Lately, we’ve been asked often by our friends and family: “Why are you going to crew on someone else’s sailboat instead of just buying your own?” (Check out our Panama Canal post to read more about who we’re crewing with across the Pacific Ocean.)
Great question. Here are several answers.
1) It’s cheaper. Crewing means that we will either: a) pay enough per day to cover our share of food and diesel (which we’d pay anyway if we had our own boat), b) get free passage in return for helping sail these boats, or c) maybe eventually get paid a little bit. Plus, once we crew our way west, we just might find a better deal on a used blue-water-capable boat in Thailand or Bali than in the U.S.
2) It’s safer. We aren’t experienced blue-water cruisers … yet. Sure, we’re both capable sailors and fast learners. But neither of us have sailed long passages, anchored near coral reef, or navigated complicated shipping channels. The best way to get up to speed and become experts on sailing in tropical waters or offshore is to learn the ropes first-hand from experienced captains.
3) It’s smarter. As our neighbor said when we explained the rationale for crewing the other night, “It’s basically like being engaged to make sure you want to get married.” Exactly. Why spend thousands of dollars on our own sailboat without making sure we really, really like being at sea for months on end first? Plus, this way we can test drive lots of sailboats to see what type fits us best. Basically, we’re planning to date boats for the next year or so.

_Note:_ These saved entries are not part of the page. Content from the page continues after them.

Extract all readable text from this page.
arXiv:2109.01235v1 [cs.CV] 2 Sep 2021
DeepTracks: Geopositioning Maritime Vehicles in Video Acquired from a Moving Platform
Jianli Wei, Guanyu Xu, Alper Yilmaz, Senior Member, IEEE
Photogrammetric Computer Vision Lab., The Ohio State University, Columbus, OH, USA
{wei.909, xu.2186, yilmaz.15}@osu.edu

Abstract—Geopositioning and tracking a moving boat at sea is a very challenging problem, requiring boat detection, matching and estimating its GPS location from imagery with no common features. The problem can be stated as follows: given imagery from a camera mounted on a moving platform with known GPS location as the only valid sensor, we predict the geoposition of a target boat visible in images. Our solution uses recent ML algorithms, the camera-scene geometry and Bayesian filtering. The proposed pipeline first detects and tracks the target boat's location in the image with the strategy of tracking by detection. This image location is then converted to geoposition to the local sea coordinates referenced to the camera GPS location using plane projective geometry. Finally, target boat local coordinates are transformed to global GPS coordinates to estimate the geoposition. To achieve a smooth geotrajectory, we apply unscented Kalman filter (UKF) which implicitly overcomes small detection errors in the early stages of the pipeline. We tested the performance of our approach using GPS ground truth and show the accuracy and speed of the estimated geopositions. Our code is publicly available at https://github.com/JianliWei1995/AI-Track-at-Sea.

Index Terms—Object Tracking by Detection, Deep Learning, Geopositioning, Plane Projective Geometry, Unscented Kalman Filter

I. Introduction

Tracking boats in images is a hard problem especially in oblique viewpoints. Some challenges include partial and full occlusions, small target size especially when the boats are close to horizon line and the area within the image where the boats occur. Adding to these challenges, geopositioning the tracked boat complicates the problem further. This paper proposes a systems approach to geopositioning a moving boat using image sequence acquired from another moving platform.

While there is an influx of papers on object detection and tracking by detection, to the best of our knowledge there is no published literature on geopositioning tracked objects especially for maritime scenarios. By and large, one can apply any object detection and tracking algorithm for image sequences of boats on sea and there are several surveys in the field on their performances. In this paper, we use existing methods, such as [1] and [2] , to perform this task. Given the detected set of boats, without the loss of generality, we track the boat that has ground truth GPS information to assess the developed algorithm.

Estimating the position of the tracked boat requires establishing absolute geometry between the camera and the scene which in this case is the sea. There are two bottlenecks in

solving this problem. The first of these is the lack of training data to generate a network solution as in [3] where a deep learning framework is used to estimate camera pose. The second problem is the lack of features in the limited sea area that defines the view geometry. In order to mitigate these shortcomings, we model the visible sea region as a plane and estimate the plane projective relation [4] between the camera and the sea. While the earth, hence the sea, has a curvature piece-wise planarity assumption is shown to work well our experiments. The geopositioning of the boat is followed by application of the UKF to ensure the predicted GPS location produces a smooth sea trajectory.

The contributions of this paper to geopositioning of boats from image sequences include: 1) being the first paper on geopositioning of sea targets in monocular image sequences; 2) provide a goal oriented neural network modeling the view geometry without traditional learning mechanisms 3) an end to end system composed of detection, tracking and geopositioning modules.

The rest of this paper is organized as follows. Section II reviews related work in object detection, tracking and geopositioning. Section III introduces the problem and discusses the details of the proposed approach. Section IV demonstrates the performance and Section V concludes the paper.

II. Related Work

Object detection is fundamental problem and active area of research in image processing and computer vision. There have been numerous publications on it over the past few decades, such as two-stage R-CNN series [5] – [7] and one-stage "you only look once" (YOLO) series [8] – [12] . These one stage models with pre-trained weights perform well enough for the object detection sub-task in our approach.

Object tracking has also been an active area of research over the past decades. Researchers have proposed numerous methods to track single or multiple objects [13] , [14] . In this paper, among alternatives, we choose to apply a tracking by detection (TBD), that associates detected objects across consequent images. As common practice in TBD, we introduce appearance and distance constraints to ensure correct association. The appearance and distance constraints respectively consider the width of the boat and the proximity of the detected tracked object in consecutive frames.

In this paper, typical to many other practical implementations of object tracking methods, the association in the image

4) It’s easier. Leaving our home, jobs and family for years is tough enough to prepare for. If we had to find a boat, outfit it, and learn all its ins and outs on top of that … well, let’s just say we’d be on the 10-year plan instead of the 2-year plan. Plus, getting our own boat means we’d have to sail across the largest ocean on the planet straight away, which seems like an overwhelming task to plan and execute right now. This way, we can get out of dodge faster and with a LOT less stuff to cart around the globe.
5) It’s an adventure. We like leaving room for flexibility in our travel schedule, both for meeting new people and for seizing opportunities as they arise. Neither of us are wedded to a set agenda, and crewing will give us the chance to let fate determine where we end up.
We’re still hoping to buy our own (used) boat one day. Meanwhile, we plan to enjoy the heck out of other people’s spiffy sailboats as we hop, skip and skim around the South Pacific.